La tinción es un proceso por el cual las moléculas de un colorante se absorben a una
superficie. El uso de colorantes permite cambiar el color de las células de los
microorganismos y poder realizar la observación en microscopio óptico. Dado que las
bacterias son casi incoloras, no presentan contraste con el medio en el cual se encuentran
suspendidas y no pueden observarse claramente sin algún tratamiento previo. (Espinoza,
2014)

2.2.Frotis
Se denomina frotis a la extensión que se realiza sobre un portaobjetos de una muestra o
cultivo con objeto de separar lo más posible los microorganismos, ya que si aparecen
agrupados en la preparación es muy difícil obtener una imagen clara y nítida. (Reyes, 2015)
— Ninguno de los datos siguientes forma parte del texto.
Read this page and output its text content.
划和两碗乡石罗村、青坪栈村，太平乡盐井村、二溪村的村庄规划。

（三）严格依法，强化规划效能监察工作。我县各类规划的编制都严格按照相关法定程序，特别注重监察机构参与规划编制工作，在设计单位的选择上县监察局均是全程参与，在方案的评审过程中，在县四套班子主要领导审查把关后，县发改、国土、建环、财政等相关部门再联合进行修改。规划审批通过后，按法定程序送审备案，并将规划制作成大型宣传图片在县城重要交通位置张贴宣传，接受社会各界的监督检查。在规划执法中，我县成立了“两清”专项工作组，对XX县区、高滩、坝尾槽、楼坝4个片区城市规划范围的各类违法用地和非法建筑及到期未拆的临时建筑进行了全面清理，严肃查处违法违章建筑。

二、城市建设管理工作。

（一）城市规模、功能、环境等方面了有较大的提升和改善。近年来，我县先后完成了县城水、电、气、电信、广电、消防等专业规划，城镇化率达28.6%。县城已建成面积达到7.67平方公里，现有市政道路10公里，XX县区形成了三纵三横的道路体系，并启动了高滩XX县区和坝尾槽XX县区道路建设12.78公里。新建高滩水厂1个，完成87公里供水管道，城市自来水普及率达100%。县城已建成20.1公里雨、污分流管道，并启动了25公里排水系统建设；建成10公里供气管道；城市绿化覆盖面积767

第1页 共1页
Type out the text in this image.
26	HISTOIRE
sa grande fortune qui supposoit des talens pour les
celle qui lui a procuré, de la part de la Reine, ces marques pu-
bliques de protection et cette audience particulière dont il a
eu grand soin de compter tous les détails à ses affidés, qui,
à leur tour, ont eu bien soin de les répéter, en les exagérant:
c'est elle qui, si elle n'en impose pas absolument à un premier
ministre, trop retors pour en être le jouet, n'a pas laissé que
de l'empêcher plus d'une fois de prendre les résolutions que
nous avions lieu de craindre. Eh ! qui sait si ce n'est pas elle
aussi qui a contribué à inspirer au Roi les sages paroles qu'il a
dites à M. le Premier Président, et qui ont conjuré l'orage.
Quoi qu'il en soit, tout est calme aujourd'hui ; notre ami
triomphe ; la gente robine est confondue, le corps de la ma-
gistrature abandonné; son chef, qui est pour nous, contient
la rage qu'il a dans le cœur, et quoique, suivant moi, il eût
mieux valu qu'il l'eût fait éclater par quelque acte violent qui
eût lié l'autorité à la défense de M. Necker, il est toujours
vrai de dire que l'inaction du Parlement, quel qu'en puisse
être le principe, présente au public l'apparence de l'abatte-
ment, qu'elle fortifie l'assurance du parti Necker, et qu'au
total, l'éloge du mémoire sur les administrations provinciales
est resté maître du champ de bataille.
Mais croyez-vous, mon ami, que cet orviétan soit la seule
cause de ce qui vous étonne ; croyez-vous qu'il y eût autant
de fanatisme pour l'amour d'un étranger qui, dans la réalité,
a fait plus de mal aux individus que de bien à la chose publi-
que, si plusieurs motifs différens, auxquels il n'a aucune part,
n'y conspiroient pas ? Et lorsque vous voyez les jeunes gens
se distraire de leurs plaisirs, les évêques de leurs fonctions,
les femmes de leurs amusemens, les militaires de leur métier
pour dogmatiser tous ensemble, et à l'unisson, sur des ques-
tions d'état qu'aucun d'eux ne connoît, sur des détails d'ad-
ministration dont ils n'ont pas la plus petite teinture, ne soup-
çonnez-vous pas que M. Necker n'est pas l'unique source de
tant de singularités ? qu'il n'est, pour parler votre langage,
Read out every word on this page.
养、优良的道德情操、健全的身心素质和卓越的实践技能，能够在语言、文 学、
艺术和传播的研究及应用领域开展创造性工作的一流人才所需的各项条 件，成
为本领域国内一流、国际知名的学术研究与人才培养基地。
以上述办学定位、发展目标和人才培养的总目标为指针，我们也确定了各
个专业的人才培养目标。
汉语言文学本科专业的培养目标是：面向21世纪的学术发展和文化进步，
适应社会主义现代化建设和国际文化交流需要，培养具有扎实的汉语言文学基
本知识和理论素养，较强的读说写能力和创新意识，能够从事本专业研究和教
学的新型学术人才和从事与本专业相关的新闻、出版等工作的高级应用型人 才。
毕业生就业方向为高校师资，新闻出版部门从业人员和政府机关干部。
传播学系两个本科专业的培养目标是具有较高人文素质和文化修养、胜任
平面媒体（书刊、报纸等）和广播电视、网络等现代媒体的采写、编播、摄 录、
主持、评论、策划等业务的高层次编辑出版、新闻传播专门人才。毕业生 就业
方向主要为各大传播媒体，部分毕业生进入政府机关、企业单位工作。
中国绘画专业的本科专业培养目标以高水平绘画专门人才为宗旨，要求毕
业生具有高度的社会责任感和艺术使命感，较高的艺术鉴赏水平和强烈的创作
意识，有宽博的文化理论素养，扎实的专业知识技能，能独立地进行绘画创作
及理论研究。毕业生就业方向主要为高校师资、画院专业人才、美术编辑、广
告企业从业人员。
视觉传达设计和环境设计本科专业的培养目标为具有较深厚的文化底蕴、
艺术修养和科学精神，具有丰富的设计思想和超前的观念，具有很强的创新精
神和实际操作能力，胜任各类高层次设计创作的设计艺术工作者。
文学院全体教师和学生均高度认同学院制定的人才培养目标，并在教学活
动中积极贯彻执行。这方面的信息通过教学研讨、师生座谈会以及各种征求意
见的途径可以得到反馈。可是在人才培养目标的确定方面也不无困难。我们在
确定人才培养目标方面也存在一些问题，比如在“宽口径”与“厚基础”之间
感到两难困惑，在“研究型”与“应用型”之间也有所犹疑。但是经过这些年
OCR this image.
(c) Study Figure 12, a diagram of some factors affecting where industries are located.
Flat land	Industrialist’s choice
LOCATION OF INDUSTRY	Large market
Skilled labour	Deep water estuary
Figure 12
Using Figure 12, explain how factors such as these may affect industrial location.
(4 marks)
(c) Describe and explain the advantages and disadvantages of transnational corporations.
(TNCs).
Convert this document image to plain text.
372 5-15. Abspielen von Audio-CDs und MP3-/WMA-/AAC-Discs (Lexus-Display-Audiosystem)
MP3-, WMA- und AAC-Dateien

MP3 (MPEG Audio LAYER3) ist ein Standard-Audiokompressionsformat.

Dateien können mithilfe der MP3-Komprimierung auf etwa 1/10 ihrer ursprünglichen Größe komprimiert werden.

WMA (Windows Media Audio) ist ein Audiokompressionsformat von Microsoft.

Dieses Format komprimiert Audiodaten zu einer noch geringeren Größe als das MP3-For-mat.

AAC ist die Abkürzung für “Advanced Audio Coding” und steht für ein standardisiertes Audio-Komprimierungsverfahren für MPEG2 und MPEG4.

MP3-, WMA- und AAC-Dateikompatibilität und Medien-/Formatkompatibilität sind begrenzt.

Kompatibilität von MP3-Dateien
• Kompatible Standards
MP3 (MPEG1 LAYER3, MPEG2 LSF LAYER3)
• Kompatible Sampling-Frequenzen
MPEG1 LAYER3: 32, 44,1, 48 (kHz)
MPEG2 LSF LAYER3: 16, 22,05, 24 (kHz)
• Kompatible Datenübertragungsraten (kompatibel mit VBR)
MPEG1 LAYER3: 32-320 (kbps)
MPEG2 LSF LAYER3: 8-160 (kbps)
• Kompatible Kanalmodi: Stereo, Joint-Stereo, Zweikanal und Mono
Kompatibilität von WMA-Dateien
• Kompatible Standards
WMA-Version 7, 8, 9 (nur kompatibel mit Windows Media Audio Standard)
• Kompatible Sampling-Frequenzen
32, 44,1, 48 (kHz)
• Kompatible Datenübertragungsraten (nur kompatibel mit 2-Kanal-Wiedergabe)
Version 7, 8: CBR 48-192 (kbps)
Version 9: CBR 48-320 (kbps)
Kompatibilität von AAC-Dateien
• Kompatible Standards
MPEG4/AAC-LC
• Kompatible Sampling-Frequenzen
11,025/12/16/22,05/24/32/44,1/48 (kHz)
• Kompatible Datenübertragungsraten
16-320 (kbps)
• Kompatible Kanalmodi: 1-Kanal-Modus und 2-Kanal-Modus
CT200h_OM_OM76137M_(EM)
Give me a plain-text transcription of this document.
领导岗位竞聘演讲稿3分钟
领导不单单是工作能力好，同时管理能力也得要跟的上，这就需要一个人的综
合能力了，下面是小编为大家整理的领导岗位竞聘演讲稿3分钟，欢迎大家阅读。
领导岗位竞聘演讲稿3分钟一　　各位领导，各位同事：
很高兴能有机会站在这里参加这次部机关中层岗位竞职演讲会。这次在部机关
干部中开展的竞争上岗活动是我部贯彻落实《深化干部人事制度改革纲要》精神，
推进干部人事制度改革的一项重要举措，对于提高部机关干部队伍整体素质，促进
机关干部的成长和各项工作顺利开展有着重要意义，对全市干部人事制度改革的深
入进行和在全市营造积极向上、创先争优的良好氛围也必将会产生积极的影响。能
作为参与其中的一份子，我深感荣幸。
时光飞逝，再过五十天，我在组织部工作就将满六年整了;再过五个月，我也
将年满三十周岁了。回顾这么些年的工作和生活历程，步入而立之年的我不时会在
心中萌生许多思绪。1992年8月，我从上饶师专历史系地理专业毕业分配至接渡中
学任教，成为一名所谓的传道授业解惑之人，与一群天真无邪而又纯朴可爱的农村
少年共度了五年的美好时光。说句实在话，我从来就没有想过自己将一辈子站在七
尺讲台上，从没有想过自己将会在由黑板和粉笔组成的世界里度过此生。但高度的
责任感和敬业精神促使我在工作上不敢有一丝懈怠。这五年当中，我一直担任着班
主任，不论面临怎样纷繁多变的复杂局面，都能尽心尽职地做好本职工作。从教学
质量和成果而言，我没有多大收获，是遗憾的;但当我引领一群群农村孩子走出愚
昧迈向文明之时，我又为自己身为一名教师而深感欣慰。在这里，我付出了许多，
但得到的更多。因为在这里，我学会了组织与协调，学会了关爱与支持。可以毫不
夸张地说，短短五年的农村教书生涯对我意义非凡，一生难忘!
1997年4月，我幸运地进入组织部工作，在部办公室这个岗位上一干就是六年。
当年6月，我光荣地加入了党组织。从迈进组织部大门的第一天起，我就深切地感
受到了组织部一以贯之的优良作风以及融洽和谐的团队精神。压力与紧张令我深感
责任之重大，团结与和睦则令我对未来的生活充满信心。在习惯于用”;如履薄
Este frotis debe ser posteriormente fijado al vidrio del portaobjetos para poder aplicar los
métodos habituales de tinción que permiten la observación al microscopio de las bacterias
sin que la muestra sea arrastrada en los sucesivos lavados. (Reyes, 2015)
La fijación de una extensión bacteriana hace que las bacterias queden inactivadas y adheridas
al vidrio alterando lo menos posible la morfología y bacteriana y las posibles agrupaciones
de células que pudiera haber. (Reyes, 2015)
2.3.Tipos de tinción.
2.3.1 Tinciones Simples
Se usa un único colorante, que siempre es de tipo básico. Se utilizan solamente para
incrementar el contraste; todas las células absorberán el colorante y quedarán teñidas del
mismo color. Se fija el espécimen, se añade el colorante y se deja el tiempo adecuado para
que se absorba, se retira el exceso de colorante y la preparación ya está lista para ser
observada. (Reyes, 2015)
2.3.2 Tinciones Diferenciales
Se utilizan para distinguir entre tipos de microorganismos. La técnica de tinción diferencial
consta de dos etapas: una tinción simple seguida de una tinción de contraste. En la tinción de
contraste se utiliza otro colorante que tiñe (y, por tanto, revela) las células no teñidas por el
primer colorante. Estas tinciones son muy utilizadas en microbiología. (Reyes, 2015)
2.3.3. Tinciones Específicas
Se utilizan para incrementar el contraste en las células microbianas y revelan estructuras
particulares, entre las que se incluyen en los flagelos y las cápsulas. (Reyes, 2015)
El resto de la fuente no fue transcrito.